While there are some wussy elements to soccer, it is generally a very rough, grueling and demanding sport. There are plenty of nasty collisions. And unlike those wussy football players, all secure and bold in their arsenals of protective equipment, soccer players wear a jockstrap, shorts and a shirt. Okay, maybe shin guards. But that’s it.
And if that’s not convincing enough, we’ve all heard the stories about dictators and communist governments or fellow citizens threatening to or actually terminating the lives of unsuccessful soccer players. You don’t want to miss that last shoot-out attempt if you play for North Korea, believe you me.
Excitement erupts, along with an occasional riot or grandstand collapse, whenever a goal is actually scored in an important game. And what opera fan doesn’t long for and soak up the announcer’s elongated, roaring “G-O-A-L-L-L-L-L-L-L-L-L-L-L-L” soliloquy? I honestly think that he thinks if he groans out this single word long enough, fans will think maybe more than one goal was scored, thereby inciting a more widespread riot in the stadium.
Fortunately, no soccer player is ever going to grab the referee, ask to stop the game, and saunter across the field to ask his goalie what to get his girlfriend for her birthday. That’s a definite yellow card. Maybe even a red card. Imagine the riots this might provoke?

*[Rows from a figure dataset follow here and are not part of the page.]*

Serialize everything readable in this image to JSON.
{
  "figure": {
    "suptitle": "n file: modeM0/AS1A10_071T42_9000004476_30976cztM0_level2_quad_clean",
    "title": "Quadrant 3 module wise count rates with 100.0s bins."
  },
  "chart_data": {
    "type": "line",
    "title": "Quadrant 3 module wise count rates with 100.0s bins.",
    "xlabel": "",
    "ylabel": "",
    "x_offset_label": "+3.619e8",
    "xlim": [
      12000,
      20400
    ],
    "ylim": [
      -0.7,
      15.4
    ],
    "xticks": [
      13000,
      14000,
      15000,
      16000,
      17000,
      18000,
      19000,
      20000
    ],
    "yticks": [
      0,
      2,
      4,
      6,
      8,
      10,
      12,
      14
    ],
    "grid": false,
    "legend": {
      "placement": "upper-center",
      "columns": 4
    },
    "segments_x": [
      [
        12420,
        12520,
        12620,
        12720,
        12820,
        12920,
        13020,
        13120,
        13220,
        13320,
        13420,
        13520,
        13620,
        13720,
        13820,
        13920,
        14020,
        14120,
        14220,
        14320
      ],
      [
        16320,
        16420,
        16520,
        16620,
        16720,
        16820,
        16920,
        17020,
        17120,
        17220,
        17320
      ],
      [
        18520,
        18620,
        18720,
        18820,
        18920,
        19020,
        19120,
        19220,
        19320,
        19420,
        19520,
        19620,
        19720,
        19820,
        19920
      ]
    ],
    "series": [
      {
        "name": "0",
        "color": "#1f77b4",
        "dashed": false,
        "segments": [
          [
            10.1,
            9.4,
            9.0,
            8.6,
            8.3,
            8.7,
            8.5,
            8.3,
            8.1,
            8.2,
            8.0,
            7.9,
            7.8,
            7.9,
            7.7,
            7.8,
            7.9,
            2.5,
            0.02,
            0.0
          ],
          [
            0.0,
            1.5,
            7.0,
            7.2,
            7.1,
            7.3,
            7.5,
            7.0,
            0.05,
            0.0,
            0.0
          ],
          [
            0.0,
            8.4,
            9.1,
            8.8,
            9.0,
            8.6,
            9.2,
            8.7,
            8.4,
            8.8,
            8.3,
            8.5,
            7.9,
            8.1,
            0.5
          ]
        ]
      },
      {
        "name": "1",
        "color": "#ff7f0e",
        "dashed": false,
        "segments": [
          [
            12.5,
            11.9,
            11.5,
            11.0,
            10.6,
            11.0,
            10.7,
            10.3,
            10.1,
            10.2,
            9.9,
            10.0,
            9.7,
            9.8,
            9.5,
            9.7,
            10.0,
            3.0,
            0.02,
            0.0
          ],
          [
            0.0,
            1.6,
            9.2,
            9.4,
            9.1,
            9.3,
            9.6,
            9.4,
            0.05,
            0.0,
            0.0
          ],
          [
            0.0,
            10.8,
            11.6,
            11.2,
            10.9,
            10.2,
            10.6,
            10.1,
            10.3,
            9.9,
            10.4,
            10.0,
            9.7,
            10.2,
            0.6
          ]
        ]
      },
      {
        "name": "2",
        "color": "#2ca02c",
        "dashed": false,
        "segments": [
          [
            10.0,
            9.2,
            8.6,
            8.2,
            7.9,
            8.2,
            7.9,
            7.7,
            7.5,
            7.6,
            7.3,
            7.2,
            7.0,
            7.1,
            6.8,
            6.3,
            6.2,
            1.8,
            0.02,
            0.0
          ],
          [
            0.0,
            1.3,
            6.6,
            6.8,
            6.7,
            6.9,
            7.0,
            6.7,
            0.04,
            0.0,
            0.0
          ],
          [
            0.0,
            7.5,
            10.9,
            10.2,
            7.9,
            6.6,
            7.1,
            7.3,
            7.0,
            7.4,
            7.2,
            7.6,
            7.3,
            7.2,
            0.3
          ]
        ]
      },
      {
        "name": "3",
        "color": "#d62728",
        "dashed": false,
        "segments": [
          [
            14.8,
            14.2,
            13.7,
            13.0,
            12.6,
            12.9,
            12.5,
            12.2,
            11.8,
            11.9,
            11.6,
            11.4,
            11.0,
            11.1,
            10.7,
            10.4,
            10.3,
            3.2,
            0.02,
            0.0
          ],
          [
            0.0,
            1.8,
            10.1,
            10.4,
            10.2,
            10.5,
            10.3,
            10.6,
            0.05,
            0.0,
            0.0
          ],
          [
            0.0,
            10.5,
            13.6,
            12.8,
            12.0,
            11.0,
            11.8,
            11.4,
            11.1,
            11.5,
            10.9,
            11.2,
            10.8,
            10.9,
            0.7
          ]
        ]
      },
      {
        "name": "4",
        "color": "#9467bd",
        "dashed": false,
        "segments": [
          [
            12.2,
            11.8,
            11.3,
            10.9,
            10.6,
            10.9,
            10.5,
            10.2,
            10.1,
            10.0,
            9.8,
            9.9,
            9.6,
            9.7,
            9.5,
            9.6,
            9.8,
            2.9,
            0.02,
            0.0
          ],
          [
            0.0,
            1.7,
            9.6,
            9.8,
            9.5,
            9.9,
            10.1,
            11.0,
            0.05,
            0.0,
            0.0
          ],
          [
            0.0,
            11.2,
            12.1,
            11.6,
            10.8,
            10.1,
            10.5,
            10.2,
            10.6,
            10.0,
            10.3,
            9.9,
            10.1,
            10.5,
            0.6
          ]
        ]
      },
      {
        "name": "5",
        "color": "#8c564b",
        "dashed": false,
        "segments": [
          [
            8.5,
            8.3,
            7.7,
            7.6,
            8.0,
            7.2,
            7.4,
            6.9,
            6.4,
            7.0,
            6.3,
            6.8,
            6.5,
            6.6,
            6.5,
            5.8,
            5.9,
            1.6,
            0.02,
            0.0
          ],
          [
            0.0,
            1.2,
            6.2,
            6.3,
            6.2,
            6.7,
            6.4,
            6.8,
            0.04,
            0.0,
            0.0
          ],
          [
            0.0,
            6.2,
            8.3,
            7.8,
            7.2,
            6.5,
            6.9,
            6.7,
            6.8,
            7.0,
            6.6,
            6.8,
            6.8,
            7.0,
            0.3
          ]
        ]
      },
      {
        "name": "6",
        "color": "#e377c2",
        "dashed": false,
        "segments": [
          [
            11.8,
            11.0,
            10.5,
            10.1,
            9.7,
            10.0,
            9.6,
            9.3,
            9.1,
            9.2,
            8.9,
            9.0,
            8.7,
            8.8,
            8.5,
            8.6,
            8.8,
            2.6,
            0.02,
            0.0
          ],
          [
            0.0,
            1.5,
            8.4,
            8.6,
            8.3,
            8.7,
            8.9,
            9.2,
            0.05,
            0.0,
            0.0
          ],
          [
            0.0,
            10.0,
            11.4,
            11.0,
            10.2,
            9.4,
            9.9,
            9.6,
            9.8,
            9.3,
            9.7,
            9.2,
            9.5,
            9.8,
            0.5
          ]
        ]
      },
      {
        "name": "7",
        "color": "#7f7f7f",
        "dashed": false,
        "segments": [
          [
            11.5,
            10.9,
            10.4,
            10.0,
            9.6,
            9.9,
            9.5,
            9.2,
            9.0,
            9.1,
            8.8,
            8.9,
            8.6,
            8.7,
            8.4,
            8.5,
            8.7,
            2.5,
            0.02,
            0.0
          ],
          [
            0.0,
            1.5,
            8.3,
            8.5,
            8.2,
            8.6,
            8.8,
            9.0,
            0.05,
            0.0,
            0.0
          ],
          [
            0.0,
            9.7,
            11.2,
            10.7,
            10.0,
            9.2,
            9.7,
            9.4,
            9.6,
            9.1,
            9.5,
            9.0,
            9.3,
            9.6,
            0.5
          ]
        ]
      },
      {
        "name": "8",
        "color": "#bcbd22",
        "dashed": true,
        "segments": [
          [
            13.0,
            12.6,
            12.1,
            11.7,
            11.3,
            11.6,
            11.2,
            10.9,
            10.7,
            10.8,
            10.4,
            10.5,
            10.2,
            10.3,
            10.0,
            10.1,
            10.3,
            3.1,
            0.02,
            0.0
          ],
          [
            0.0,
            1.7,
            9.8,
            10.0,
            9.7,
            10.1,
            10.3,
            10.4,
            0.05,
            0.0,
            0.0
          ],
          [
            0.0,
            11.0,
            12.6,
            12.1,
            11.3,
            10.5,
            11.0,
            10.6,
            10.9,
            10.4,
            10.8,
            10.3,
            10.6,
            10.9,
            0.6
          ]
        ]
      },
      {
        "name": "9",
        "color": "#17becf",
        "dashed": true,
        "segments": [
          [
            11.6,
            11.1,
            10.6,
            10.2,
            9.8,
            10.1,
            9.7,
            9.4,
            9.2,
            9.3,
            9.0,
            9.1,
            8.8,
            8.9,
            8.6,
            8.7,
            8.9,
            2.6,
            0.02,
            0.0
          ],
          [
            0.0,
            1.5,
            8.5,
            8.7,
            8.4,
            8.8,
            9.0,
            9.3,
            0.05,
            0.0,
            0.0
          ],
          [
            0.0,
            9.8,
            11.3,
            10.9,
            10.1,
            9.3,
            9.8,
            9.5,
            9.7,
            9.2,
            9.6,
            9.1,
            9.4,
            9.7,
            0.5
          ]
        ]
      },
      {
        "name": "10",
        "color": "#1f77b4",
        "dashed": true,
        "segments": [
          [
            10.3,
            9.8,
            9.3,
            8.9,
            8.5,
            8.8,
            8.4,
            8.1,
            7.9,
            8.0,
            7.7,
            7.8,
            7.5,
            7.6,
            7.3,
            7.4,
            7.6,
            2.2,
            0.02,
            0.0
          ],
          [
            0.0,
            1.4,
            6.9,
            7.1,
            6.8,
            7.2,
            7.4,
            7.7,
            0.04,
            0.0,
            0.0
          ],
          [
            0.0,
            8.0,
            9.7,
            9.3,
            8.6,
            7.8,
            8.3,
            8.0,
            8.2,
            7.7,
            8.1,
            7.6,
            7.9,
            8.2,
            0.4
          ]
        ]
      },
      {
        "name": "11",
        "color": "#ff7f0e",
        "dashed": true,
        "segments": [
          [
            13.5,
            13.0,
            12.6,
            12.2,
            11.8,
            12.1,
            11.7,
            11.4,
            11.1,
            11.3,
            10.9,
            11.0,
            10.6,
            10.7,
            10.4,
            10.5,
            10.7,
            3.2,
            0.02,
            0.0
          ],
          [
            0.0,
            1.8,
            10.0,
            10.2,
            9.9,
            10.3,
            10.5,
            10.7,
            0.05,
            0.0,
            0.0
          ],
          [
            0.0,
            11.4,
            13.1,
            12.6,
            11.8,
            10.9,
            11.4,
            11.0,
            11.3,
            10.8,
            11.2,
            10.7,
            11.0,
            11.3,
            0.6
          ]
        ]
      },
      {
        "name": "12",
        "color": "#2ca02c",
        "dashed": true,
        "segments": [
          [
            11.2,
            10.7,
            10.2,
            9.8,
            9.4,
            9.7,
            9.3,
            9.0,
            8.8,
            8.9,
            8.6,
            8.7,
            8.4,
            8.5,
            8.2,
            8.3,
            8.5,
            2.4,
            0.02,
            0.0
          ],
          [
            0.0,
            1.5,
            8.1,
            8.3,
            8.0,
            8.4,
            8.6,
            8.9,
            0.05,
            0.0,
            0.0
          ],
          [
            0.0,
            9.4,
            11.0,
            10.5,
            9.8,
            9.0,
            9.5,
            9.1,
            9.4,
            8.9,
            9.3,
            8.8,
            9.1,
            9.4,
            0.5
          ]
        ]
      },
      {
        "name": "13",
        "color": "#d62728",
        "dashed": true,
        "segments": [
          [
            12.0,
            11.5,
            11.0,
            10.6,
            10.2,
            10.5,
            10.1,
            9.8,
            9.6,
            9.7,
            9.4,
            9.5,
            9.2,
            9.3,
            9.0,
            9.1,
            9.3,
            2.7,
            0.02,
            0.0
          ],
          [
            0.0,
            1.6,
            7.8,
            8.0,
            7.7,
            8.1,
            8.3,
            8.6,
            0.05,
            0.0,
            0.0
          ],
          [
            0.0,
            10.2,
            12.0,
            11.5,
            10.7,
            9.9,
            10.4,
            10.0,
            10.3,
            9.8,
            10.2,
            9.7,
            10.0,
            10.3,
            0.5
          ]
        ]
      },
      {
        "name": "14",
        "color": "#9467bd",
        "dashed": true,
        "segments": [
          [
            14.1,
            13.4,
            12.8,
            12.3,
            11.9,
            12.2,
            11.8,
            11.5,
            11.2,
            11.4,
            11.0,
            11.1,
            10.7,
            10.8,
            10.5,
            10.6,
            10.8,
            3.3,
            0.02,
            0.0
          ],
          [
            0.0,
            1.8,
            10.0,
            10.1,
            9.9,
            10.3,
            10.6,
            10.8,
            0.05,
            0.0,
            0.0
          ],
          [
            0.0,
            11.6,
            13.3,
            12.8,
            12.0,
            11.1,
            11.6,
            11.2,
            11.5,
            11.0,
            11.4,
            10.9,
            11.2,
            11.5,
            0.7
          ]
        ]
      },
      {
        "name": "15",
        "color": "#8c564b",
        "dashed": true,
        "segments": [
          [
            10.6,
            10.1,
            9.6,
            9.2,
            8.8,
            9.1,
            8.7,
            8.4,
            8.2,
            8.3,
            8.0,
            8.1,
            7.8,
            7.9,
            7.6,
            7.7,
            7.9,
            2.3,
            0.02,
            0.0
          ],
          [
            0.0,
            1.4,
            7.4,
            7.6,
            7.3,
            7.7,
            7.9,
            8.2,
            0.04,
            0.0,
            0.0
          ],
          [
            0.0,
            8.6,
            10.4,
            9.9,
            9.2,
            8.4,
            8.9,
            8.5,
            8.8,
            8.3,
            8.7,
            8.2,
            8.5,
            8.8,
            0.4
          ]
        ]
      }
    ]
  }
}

As an adult, on several occasions I’ve thanked my dad for averting my attention away from high school football, and suggesting soccer. I know I saved him a bunch of money that doctors would have only used to play golf at exclusive country clubs, all the while chuckling with their other doctor friends over vodka-infused Arnold Palmers at the 19th hole about how they love football players and their frequent horrendous injuries.
As I became more worldly, and learned that outside the U.S. soccer is actually called football, or, as our Hungarian friends say, “futball,” I developed a much-deserved sense of satisfaction that I had it both ways in high school. I actually did get to play organized football, and soccer too — all at the same time. So no worries, Dad. Don’t feel bad. I hold no grudge.
One more thing about soccer. Back in the 1970s, the high school girls found it to be a curious new sport, and showed an attraction to us soccer players. I think it had something to do with the lack of heavy, protective equipment and the fact that we played in shorts. Or maybe they just liked a guy who could run for hours on end, perhaps score once, or maybe not at all, and still be happy.